Many years later, in 171 (after Sozin's Comet), Avatar Korra transported the next generation of Airbenders to the Eastern Air Temple to resume their training under Aang's son Tenzin. Over time, the temple was renovated and brought back to its former glory.
This temple is prominent in Avatar lore due to its role in raising Avatar Aang, and was later renovated under Avatar Korra. Despite its tragic history, it is a symbol of resilience, remains a haven for airbending tradition and plays an important role in maintaining Air Nomad culture.
The Eastern Air Temple was created with freedom in mind: an architectural marvel that amazes not only with its harmonious coexistence with nature, but also with the philosophy on which it is based. The three main towers surrounding the central courtyard symbolize unity among the Air Nomads who believed in coexistence.
But what really sets the Eastern Air Temple apart is the intricate maze of tunnels that play a major role in the Air Nomad lifestyle.

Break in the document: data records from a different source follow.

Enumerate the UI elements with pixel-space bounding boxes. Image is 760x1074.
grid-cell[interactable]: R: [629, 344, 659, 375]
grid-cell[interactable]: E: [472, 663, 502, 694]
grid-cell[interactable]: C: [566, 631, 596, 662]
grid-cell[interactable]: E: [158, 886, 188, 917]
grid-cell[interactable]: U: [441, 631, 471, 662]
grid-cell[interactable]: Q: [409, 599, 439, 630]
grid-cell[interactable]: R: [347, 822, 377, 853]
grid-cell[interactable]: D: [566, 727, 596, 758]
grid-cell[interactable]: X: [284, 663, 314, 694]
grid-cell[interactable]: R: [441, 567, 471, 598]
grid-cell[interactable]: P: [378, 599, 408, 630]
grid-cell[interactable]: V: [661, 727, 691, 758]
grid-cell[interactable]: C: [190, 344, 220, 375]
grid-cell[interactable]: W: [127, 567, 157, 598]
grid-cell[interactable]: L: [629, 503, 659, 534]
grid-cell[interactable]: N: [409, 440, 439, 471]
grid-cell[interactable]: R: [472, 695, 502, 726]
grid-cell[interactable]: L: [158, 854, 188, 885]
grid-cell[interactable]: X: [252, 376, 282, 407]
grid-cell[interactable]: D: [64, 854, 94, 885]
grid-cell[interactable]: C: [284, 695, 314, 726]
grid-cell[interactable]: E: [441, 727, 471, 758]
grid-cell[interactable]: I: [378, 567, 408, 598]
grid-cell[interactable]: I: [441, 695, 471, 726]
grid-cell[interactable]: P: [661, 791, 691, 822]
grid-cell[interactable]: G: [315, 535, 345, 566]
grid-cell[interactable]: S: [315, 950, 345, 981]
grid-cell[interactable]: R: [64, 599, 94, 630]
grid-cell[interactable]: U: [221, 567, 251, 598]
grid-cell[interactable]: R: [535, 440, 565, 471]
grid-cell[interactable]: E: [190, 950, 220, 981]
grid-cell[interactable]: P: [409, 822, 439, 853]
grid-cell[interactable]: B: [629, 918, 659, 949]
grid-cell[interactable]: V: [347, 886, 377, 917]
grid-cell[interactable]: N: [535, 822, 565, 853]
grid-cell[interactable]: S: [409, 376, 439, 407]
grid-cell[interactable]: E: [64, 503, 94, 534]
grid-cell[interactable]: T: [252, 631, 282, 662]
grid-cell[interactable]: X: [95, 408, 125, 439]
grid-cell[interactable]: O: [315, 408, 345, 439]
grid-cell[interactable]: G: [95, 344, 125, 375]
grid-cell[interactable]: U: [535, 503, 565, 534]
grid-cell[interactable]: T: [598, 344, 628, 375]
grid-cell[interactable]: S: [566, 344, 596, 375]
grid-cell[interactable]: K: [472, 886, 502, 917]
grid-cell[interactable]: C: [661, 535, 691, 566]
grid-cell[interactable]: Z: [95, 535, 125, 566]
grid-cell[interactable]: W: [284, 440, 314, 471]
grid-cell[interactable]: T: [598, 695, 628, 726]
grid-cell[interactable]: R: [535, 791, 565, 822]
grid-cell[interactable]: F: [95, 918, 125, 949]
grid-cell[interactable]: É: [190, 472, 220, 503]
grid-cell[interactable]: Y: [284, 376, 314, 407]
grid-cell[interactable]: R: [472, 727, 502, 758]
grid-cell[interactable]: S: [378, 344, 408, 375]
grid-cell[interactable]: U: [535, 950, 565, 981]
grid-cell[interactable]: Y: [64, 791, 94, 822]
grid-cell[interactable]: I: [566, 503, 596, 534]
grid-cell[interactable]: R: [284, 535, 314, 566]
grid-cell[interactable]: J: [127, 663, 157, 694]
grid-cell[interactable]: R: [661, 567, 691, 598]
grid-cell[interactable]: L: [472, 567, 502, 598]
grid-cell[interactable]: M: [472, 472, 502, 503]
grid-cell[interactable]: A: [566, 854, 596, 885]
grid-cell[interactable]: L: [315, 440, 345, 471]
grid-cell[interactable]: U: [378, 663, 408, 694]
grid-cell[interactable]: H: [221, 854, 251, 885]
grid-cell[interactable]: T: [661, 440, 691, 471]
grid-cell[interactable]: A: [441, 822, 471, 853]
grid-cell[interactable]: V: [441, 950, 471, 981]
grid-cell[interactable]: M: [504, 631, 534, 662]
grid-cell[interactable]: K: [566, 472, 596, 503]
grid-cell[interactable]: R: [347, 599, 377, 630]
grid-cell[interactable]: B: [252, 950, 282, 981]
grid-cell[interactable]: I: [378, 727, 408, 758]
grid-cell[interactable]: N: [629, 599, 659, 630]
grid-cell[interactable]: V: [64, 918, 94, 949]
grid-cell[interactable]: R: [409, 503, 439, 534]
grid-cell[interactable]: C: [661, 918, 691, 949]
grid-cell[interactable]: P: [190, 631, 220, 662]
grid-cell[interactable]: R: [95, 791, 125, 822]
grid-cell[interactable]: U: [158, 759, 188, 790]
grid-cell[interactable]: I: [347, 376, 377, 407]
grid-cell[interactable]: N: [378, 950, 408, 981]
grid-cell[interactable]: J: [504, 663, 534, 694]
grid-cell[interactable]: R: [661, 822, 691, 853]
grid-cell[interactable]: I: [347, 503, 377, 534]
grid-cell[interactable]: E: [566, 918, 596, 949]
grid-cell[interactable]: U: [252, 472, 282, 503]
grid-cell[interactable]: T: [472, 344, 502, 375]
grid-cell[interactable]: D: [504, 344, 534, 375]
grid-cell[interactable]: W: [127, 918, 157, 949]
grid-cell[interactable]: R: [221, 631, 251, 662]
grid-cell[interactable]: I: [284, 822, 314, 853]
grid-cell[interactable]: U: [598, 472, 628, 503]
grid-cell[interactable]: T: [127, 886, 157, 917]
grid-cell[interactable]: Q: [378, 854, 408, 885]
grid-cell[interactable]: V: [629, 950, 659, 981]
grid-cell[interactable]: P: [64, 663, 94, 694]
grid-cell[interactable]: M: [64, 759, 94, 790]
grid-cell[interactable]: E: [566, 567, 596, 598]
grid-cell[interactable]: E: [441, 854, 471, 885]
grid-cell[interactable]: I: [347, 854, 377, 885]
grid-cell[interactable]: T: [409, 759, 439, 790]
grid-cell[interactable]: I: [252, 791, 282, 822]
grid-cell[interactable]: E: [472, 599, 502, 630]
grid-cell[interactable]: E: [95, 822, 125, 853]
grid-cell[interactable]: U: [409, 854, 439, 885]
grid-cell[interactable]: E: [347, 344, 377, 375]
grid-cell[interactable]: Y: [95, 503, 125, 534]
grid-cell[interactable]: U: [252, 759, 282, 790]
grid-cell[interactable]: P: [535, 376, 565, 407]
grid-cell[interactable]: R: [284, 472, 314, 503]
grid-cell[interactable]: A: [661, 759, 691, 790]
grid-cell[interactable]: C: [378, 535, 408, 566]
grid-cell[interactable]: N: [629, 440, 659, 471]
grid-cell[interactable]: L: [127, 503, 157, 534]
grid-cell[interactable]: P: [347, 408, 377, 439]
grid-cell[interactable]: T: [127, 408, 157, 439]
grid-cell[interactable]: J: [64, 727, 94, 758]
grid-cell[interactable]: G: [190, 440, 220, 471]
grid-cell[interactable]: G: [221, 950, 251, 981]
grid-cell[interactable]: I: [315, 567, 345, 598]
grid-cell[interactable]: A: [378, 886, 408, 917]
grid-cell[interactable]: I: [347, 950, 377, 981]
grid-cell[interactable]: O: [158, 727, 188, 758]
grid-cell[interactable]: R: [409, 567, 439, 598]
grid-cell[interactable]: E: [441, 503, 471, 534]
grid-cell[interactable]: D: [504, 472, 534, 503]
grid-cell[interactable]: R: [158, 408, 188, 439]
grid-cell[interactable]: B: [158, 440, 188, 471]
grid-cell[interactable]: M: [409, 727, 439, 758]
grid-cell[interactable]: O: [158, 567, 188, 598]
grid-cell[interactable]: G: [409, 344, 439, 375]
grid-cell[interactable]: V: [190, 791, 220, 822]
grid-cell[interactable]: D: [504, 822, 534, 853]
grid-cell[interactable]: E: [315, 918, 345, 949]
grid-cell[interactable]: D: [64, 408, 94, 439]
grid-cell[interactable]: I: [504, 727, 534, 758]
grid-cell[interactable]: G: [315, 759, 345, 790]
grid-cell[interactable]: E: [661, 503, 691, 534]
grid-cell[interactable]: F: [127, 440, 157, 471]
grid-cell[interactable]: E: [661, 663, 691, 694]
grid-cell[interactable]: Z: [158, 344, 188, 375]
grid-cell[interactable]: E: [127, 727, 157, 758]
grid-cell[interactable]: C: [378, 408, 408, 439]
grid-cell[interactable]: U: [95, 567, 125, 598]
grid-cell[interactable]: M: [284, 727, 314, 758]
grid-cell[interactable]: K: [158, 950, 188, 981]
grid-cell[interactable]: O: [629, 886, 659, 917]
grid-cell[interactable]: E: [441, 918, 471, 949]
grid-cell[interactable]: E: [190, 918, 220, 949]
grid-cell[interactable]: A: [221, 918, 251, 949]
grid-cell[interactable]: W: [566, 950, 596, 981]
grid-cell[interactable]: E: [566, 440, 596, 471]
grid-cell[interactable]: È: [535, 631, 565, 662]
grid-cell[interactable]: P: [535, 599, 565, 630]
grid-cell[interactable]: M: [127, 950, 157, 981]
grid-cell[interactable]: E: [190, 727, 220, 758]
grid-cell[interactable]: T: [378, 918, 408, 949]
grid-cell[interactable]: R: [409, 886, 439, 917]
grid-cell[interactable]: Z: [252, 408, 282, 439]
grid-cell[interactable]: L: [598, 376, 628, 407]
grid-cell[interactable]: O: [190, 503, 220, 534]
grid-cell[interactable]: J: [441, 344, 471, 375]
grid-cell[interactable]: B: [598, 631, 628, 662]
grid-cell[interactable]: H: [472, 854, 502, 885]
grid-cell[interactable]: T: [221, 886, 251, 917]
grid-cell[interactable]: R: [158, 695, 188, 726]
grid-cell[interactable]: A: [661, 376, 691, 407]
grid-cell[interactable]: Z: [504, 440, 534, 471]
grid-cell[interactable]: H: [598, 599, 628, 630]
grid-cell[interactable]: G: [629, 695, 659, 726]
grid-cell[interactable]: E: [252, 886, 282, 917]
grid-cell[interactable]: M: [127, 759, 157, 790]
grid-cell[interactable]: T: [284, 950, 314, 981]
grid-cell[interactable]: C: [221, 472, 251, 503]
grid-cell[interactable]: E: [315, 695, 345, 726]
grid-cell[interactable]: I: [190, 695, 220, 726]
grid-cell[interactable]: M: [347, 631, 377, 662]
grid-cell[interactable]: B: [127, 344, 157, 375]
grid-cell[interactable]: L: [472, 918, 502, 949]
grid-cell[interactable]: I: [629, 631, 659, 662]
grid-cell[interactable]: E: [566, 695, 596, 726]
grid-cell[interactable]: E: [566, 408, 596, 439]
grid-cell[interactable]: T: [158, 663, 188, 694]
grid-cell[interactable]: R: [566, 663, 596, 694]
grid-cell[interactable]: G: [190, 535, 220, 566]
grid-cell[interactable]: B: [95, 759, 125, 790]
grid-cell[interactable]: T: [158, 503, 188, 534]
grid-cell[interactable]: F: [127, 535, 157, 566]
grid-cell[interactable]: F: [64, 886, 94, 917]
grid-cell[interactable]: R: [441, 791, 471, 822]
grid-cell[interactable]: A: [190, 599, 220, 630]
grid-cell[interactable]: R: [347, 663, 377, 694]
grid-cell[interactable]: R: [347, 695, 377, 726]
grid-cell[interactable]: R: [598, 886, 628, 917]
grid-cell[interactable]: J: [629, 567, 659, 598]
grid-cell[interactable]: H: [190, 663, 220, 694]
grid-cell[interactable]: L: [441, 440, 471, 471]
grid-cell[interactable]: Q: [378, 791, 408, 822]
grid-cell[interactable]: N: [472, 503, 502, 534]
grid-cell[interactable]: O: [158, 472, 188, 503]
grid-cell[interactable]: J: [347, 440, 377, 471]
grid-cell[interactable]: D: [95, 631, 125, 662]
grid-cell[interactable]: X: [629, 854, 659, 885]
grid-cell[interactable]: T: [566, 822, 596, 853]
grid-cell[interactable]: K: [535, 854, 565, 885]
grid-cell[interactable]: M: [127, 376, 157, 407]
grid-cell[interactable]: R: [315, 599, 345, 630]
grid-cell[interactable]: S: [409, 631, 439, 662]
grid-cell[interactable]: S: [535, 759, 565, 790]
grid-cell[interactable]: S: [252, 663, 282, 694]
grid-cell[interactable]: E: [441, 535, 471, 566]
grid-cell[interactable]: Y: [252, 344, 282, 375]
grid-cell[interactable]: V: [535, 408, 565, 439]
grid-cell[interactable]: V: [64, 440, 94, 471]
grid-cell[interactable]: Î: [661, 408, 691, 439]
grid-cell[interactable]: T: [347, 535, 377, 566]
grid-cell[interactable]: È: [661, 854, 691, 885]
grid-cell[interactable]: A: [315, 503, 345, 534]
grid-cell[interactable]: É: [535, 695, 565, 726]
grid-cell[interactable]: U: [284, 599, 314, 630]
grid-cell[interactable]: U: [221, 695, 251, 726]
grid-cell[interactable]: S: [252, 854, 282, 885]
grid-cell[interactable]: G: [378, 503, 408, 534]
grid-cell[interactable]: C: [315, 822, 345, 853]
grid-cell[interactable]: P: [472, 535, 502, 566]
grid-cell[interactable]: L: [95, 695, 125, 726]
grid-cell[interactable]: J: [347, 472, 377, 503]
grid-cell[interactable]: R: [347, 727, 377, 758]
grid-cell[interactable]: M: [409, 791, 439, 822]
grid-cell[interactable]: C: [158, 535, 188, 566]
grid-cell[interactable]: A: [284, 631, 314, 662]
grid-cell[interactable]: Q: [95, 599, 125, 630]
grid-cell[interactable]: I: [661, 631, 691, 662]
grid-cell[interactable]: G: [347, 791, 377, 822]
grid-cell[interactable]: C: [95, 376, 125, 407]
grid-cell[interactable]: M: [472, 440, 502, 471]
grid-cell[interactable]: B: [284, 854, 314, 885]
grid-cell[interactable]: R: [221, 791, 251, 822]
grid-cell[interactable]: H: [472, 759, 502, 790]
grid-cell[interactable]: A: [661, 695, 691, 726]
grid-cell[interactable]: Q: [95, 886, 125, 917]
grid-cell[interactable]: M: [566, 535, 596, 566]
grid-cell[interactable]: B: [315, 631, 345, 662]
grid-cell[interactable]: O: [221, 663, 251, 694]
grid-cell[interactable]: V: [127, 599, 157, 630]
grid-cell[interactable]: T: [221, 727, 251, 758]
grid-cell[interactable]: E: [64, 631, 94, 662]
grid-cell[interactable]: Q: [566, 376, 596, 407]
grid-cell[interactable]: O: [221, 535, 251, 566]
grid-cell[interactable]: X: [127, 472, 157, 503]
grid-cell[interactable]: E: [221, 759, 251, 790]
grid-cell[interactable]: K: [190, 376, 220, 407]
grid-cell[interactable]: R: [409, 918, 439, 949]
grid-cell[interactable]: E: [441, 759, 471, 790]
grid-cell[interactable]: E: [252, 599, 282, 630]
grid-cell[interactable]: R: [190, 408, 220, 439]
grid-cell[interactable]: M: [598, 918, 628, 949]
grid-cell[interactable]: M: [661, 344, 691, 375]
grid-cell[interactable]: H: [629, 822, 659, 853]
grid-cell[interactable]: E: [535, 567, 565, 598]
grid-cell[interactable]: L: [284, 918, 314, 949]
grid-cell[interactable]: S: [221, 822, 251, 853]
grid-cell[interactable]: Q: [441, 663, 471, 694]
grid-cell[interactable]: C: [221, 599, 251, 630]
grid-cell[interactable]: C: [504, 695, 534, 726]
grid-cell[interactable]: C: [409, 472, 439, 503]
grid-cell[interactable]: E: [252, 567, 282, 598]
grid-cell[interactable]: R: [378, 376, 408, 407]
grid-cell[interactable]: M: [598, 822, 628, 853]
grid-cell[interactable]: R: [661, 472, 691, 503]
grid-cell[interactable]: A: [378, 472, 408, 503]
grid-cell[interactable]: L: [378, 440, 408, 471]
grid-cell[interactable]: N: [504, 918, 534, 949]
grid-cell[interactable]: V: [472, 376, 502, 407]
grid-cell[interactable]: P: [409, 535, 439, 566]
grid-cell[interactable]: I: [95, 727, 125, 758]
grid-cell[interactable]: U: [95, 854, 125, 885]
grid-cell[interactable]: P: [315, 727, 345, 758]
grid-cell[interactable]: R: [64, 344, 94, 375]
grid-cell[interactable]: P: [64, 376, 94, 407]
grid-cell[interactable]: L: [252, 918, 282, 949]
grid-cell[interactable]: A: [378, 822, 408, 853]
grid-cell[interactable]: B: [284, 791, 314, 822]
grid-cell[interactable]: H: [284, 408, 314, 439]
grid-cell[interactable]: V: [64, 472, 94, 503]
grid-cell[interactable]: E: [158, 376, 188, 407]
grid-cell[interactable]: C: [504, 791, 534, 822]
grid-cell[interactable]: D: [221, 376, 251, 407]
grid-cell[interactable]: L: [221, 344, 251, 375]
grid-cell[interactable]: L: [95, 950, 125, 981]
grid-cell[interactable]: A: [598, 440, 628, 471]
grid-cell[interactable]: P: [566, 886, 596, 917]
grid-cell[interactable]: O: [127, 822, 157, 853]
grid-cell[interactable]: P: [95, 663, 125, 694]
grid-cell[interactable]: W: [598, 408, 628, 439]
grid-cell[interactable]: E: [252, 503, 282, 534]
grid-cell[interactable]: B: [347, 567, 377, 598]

Filled with statues and frescoes, these tunnels contain an important historical and cultural essence of the Air Nomads and their connection to the Avatar cycle.
The Air Temple also houses Aang's Skyball court, a symbol of the joy, competition, and playful spirit that the Nomads hold as the cornerstone of their philosophy. The court showcases the tradition of friendly competition, inviting all new airbenders to embody the light-hearted and compassionate ways of the airbenders.
After the Hundred Years' War and the massacre of the Air Nomads, the temple fell silent after the fall of the Air Nomads. But today the air is full of activity. The Earth Kingdom kindly gifted this temple to the Air Nomads, and Tenzin, the son of Avatar Aang and Master Katara, revived the temple and rebuilt the Air Nation one by one. Today, a new era is being heralded and the temple is once again an example of life, spirituality and airbending. The sound of bending air reverberates in these walls, echoing the belief in the power of wind, spirit and lightness of being.